Jangi’s account draws a sharp contrast between the morning’s duties—the run-of-the-mill dehydration and cramping care typical of marathons—and the horror and mayhem of the post-explosion care, detailing vividly the fear of the patients already in the tent when the bombs went off, the need to decide whether to stay with them or help those at the finish line, and the realization that he and his fellow doctors could die in the line of service.
And though many of the doctors and nurses on the scene (thankfully) had trauma training, Jangi also says many felt helpless in the face of such horrific injuries. With all the attention given to how well the medical team performed under pressure it’s easy to forget how horrible the day was for them, but Jangi writes about the feeling of not quite knowing what to do:
“… many of us watched these passing victims in a kind of idle horror, with no idea how to help. When I asked Andersen [the medical coordinator] what I could do, he glanced at me sadly, shook his head, and threw up his hands.”
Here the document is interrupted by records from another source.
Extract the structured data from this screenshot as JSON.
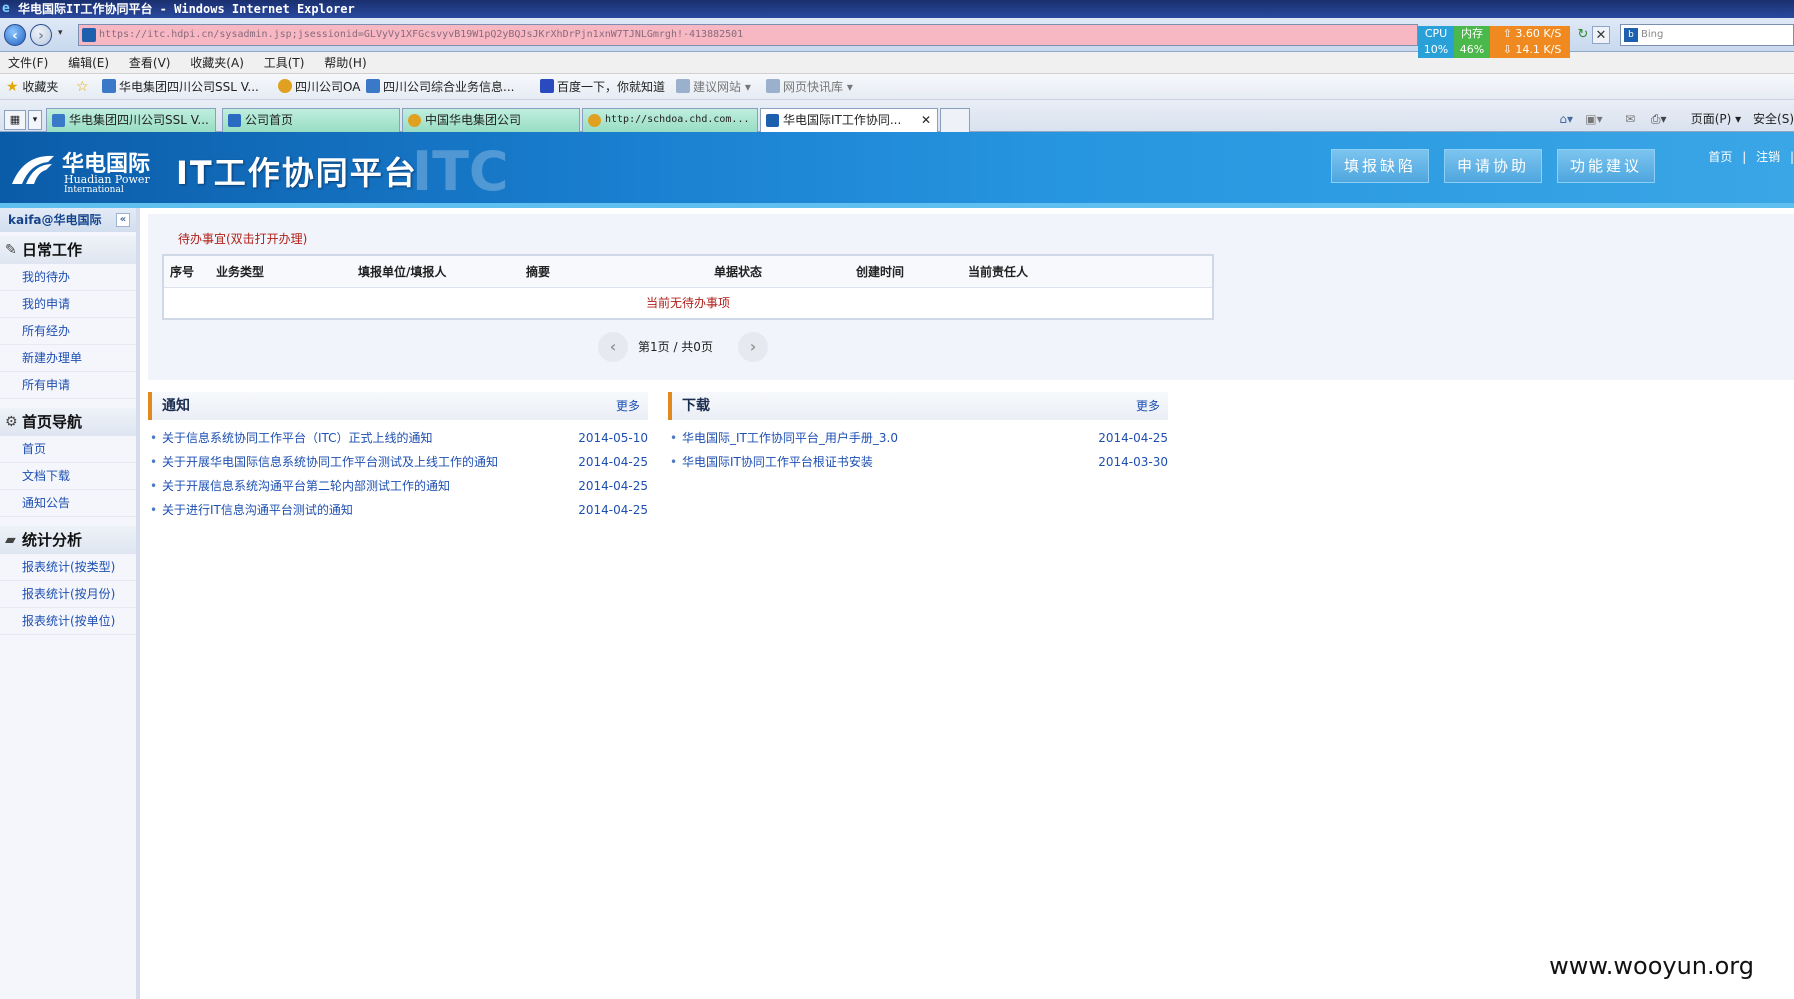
{
  "window": {
    "title": "华电国际IT工作协同平台 - Windows Internet Explorer"
  },
  "address": {
    "url": "https://itc.hdpi.cn/sysadmin.jsp;jsessionid=GLVyVy1XFGcsvyvB19W1pQ2yBQJsJKrXhDrPjn1xnW7TJNLGmrgh!-413882501"
  },
  "cpu_widget": {
    "cpu_label": "CPU",
    "cpu_value": "10%",
    "mem_label": "内存",
    "mem_value": "46%",
    "up_speed": "3.60 K/S",
    "down_speed": "14.1 K/S"
  },
  "search": {
    "placeholder": "Bing"
  },
  "menu": [
    "文件(F)",
    "编辑(E)",
    "查看(V)",
    "收藏夹(A)",
    "工具(T)",
    "帮助(H)"
  ],
  "favorites_bar": {
    "favorites_label": "收藏夹",
    "items": [
      "华电集团四川公司SSL V...",
      "四川公司OA",
      "四川公司综合业务信息...",
      "百度一下，你就知道",
      "建议网站 ▾",
      "网页快讯库 ▾"
    ]
  },
  "tabs": [
    {
      "label": "华电集团四川公司SSL V..."
    },
    {
      "label": "公司首页"
    },
    {
      "label": "中国华电集团公司"
    },
    {
      "label": "http://schdoa.chd.com..."
    },
    {
      "label": "华电国际IT工作协同..."
    }
  ],
  "tab_tools": {
    "page_label": "页面(P) ▾",
    "safety_label": "安全(S)"
  },
  "site": {
    "logo_cn": "华电国际",
    "logo_en_1": "Huadian Power",
    "logo_en_2": "International",
    "title": "IT工作协同平台",
    "watermark": "ITC",
    "buttons": [
      "填报缺陷",
      "申请协助",
      "功能建议"
    ],
    "links": [
      "首页",
      "注销"
    ]
  },
  "sidebar": {
    "user": "kaifa@华电国际",
    "sections": [
      {
        "title": "日常工作",
        "items": [
          "我的待办",
          "我的申请",
          "所有经办",
          "新建办理单",
          "所有申请"
        ]
      },
      {
        "title": "首页导航",
        "items": [
          "首页",
          "文档下载",
          "通知公告"
        ]
      },
      {
        "title": "统计分析",
        "items": [
          "报表统计(按类型)",
          "报表统计(按月份)",
          "报表统计(按单位)"
        ]
      }
    ]
  },
  "todo": {
    "title": "待办事宜(双击打开办理)",
    "columns": [
      "序号",
      "业务类型",
      "填报单位/填报人",
      "摘要",
      "单据状态",
      "创建时间",
      "当前责任人"
    ],
    "empty_text": "当前无待办事项",
    "pager_text": "第1页 / 共0页"
  },
  "notices": {
    "title": "通知",
    "more": "更多",
    "items": [
      {
        "text": "关于信息系统协同工作平台（ITC）正式上线的通知",
        "date": "2014-05-10"
      },
      {
        "text": "关于开展华电国际信息系统协同工作平台测试及上线工作的通知",
        "date": "2014-04-25"
      },
      {
        "text": "关于开展信息系统沟通平台第二轮内部测试工作的通知",
        "date": "2014-04-25"
      },
      {
        "text": "关于进行IT信息沟通平台测试的通知",
        "date": "2014-04-25"
      }
    ]
  },
  "downloads": {
    "title": "下载",
    "more": "更多",
    "items": [
      {
        "text": "华电国际_IT工作协同平台_用户手册_3.0",
        "date": "2014-04-25"
      },
      {
        "text": "华电国际IT协同工作平台根证书安装",
        "date": "2014-03-30"
      }
    ]
  },
  "watermark": "www.wooyun.org"
}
Jangi goes on to recount the mental toll the day took on those tasked with ending the devastation, and the need, as expressed by family physician Pierre Rouzier, to be “mechanical rather than compassionate” just to get through the day. He says:
“Nothing had prepared me for the raw physicality of such unnatural violence. During residency I had seen misery, but until that moment I hadn’t understood how deeply a human being could suffer; I’d always been shielded from the severe anguish that is all too common in many parts of the world.”
Through the trauma, the panic, and the sadness, however, Jangi ends his piece on a hopeful note, one that remembers the beauty of Marathon Monday:
“I focused on the pre-marathon hours when I coasted down Boylston Street on my bicycle, sharing the road with skateboarders, joggers, and spectators who’d woken up early to celebrate the beauty of the spring morning. I try to hold onto this sensation of freedom, hoping that it may, in some small way, displace the horror of the events that followed. I continue to believe that without such resilience, we would never have the courage to hold another marathon, or return to work, or care for our next patient.”